By Tess Newton Cain
14 November 2013
As we move closer to 2015, which brings to an end to the post-conflict 10 years of semi-autonomous government on the island of Bougainville, there is a lot of thinking and discussion about what the future may hold politically, socially and economically.
It is now 12 years since the signing of the Bougainville Peace Agreement and there are signs that what had originally been a very dynamic process of developing autonomy with a view to possible independence (to be decided by a referendum in the period 2015-2020) is losing steam. At a recent conference [pdf], President John Momis raised concerns about the apparent under-investment in the region by the Papua New Guinea government with reference to the potential political consequences of that. The political situation is further complicated by an apparent lack of understanding on the part of PNG government stakeholders as to the implications of the Bougainville Peace Agreement in terms of both substance and process. Meanwhile the Autonomous Bougainville Government is struggling with financial management and accountability in relation to funds that have been received.
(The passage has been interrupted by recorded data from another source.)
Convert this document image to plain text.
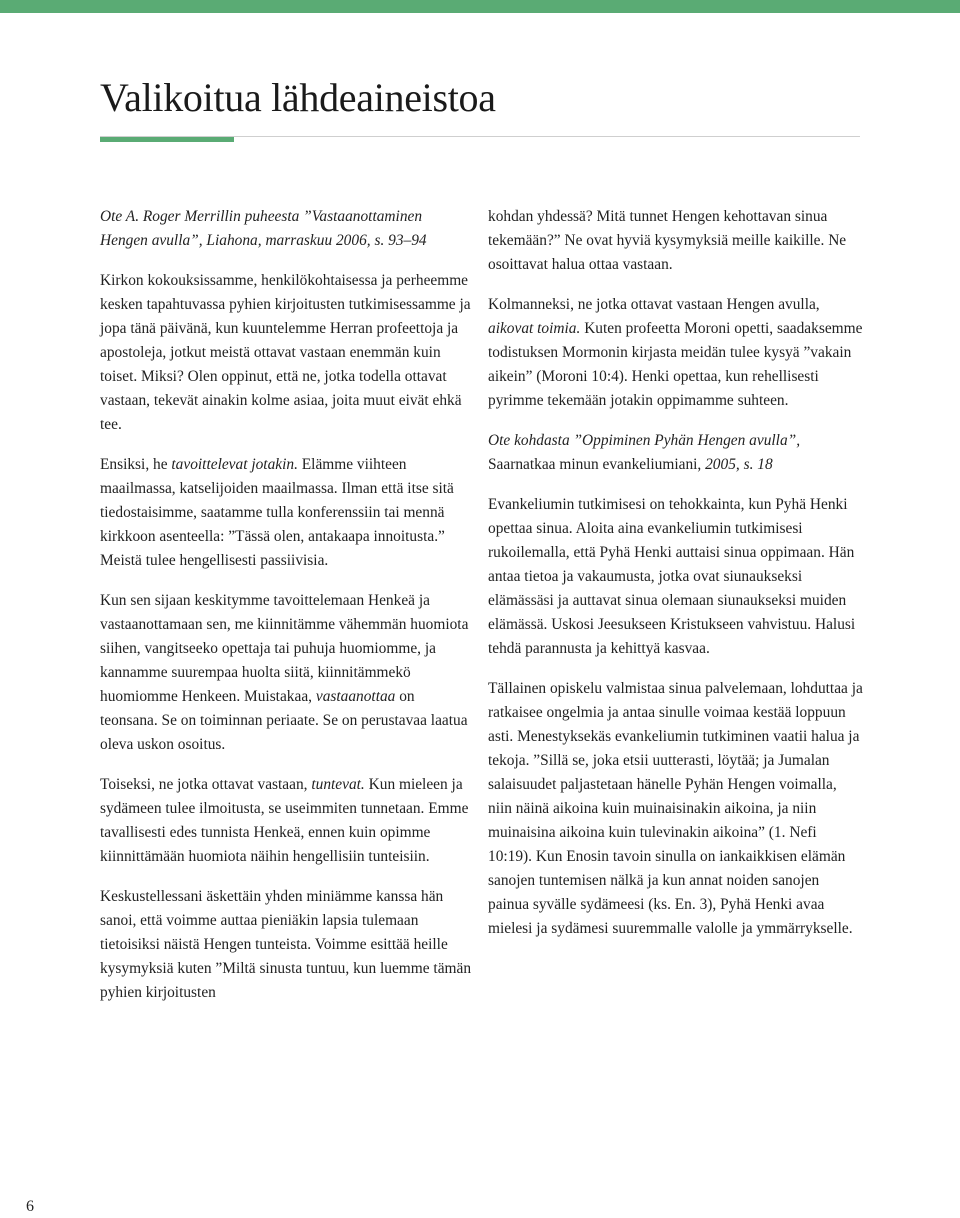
Valikoitua lähdeaineistoa

Ote A. Roger Merrillin puheesta ”Vastaanottaminen Hengen avulla”, Liahona, marraskuu 2006, s. 93–94

Kirkon kokouksissamme, henkilökohtaisessa ja perheemme kesken tapahtuvassa pyhien kirjoitusten tutkimisessamme ja jopa tänä päivänä, kun kuuntelemme Herran profeettoja ja apostoleja, jotkut meistä ottavat vastaan enemmän kuin toiset. Miksi? Olen oppinut, että ne, jotka todella ottavat vastaan, tekevät ainakin kolme asiaa, joita muut eivät ehkä tee.

Ensiksi, he tavoittelevat jotakin. Elämme viihteen maailmassa, katselijoiden maailmassa. Ilman että itse sitä tiedostaisimme, saatamme tulla konferenssiin tai mennä kirkkoon asenteella: ”Tässä olen, antakaapa innoitusta.” Meistä tulee hengellisesti passiivisia.

Kun sen sijaan keskitymme tavoittelemaan Henkeä ja vastaanottamaan sen, me kiinnitämme vähemmän huomiota siihen, vangitseeko opettaja tai puhuja huomiomme, ja kannamme suurempaa huolta siitä, kiinnitämmekö huomiomme Henkeen. Muistakaa, vastaanottaa on teonsana. Se on toiminnan periaate. Se on perustavaa laatua oleva uskon osoitus.

Toiseksi, ne jotka ottavat vastaan, tuntevat. Kun mieleen ja sydämeen tulee ilmoitusta, se useimmiten tunnetaan. Emme tavallisesti edes tunnista Henkeä, ennen kuin opimme kiinnittämään huomiota näihin hengellisiin tunteisiin.

Keskustellessani äskettäin yhden miniämme kanssa hän sanoi, että voimme auttaa pieniäkin lapsia tulemaan tietoisiksi näistä Hengen tunteista. Voimme esittää heille kysymyksiä kuten ”Miltä sinusta tuntuu, kun luemme tämän pyhien kirjoitusten

kohdan yhdessä? Mitä tunnet Hengen kehottavan sinua tekemään?” Ne ovat hyviä kysymyksiä meille kaikille. Ne osoittavat halua ottaa vastaan.

Kolmanneksi, ne jotka ottavat vastaan Hengen avulla, aikovat toimia. Kuten profeetta Moroni opetti, saadaksemme todistuksen Mormonin kirjasta meidän tulee kysyä ”vakain aikein” (Moroni 10:4). Henki opettaa, kun rehellisesti pyrimme tekemään jotakin oppimamme suhteen.

Ote kohdasta ”Oppiminen Pyhän Hengen avulla”, Saarnatkaa minun evankeliumiani, 2005, s. 18

Evankeliumin tutkimisesi on tehokkainta, kun Pyhä Henki opettaa sinua. Aloita aina evankeliumin tutkimisesi rukoilemalla, että Pyhä Henki auttaisi sinua oppimaan. Hän antaa tietoa ja vakaumusta, jotka ovat siunaukseksi elämässäsi ja auttavat sinua olemaan siunaukseksi muiden elämässä. Uskosi Jeesukseen Kristukseen vahvistuu. Halusi tehdä parannusta ja kehittyä kasvaa.

Tällainen opiskelu valmistaa sinua palvelemaan, lohduttaa ja ratkaisee ongelmia ja antaa sinulle voimaa kestää loppuun asti. Menestyksekäs evankeliumin tutkiminen vaatii halua ja tekoja. ”Sillä se, joka etsii uutterasti, löytää; ja Jumalan salaisuudet paljastetaan hänelle Pyhän Hengen voimalla, niin näinä aikoina kuin muinaisinakin aikoina, ja niin muinaisina aikoina kuin tulevinakin aikoina” (1. Nefi 10:19). Kun Enosin tavoin sinulla on iankaikkisen elämän sanojen tuntemisen nälkä ja kun annat noiden sanojen painua syvälle sydämeesi (ks. En. 3), Pyhä Henki avaa mielesi ja sydämesi suuremmalle valolle ja ymmärrykselle.

6
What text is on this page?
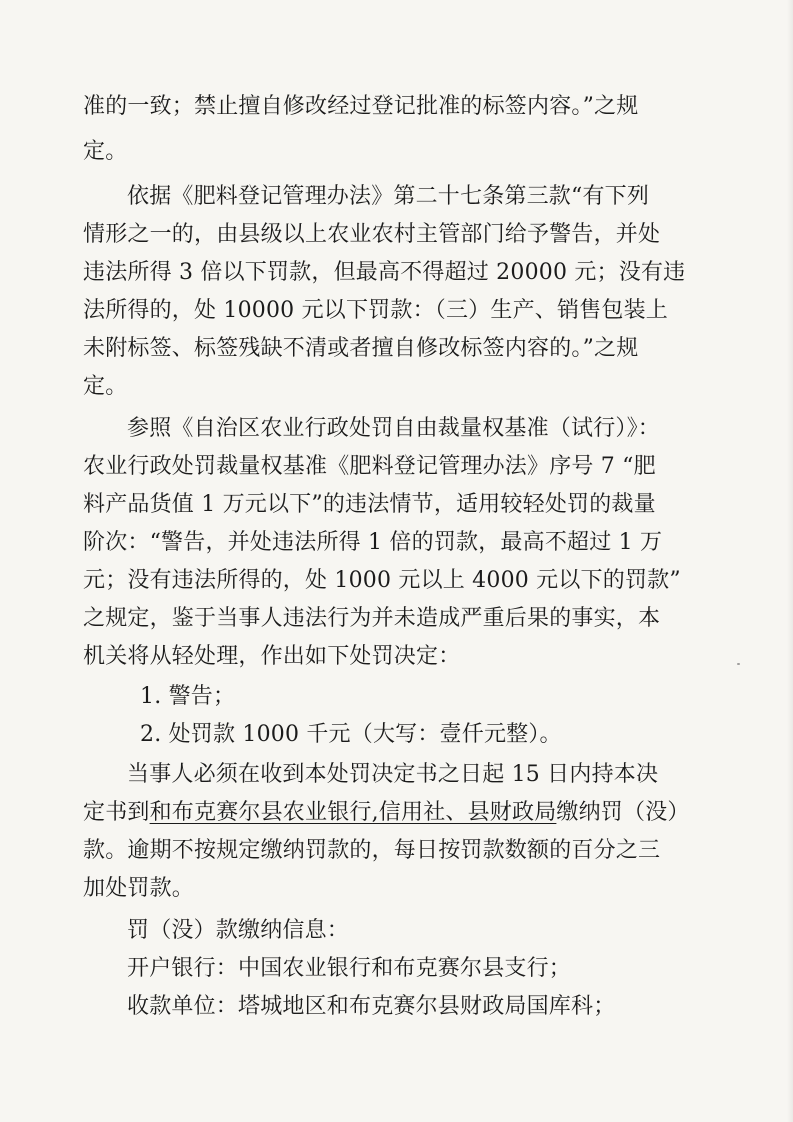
准的一致；禁止擅自修改经过登记批准的标签内容。”之规
定。
依据《肥料登记管理办法》第二十七条第三款“有下列
情形之一的，由县级以上农业农村主管部门给予警告，并处
违法所得 3 倍以下罚款，但最高不得超过 20000 元；没有违
法所得的，处 10000 元以下罚款：（三）生产、销售包装上
未附标签、标签残缺不清或者擅自修改标签内容的。”之规
定。
参照《自治区农业行政处罚自由裁量权基准（试行）》：
农业行政处罚裁量权基准《肥料登记管理办法》序号 7 “肥
料产品货值 1 万元以下”的违法情节，适用较轻处罚的裁量
阶次：“警告，并处违法所得 1 倍的罚款，最高不超过 1 万
元；没有违法所得的，处 1000 元以上 4000 元以下的罚款”
之规定，鉴于当事人违法行为并未造成严重后果的事实，本
机关将从轻处理，作出如下处罚决定：
1. 警告；
2. 处罚款 1000 千元（大写：壹仟元整）。
当事人必须在收到本处罚决定书之日起 15 日内持本决
定书到和布克赛尔县农业银行,信用社、县财政局缴纳罚（没）
款。逾期不按规定缴纳罚款的，每日按罚款数额的百分之三
加处罚款。
罚（没）款缴纳信息：
开户银行：中国农业银行和布克赛尔县支行；
收款单位：塔城地区和布克赛尔县财政局国库科；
A particular area of contention surrounds the possible re-opening of the Panguna copper mine. Dame Carol Kidu recently joined the Board of Bougainville Copper Ltd, the previous operators. She has argued recently that if the lessons of the past can be truly learned that there is a place for mining and resource extraction in the economic development of the country. However, other voices have expressed a wish for the mine to remain closed and for the people of Bougainville to look to other economic opportunities such as agriculture and tourism. Prior to the conflict Bougainville scored consistently highly in relation to all development indicators with an enviable record of service delivery funded by Panguna. Which begs the question, can Bougainville sustain autonomy and/or independence without re-engaging with mining?
Some commentators have gone so far as to warn that there are security risks associated with proceeding to a referendum in the absence of capacity and political will to implement the resulting political settlement. They advocate an Australia-led pre-referendum injection of large-scale aid as a means of obviating the need for a RAMSI-style remediation, though whether an aid intervention can be so decisive seems unlikely. Elsewhere, Australia has been cautioned against exacerbating existing distrust arising from Australian involvement in the war and explicit encouragement for the recommencement of mining at Panguna.
The next few years will be of crucial importance for Bougainville, Papua New Guinea and the wider region. There is a lot at stake, most importantly the future wellbeing of the island’s people.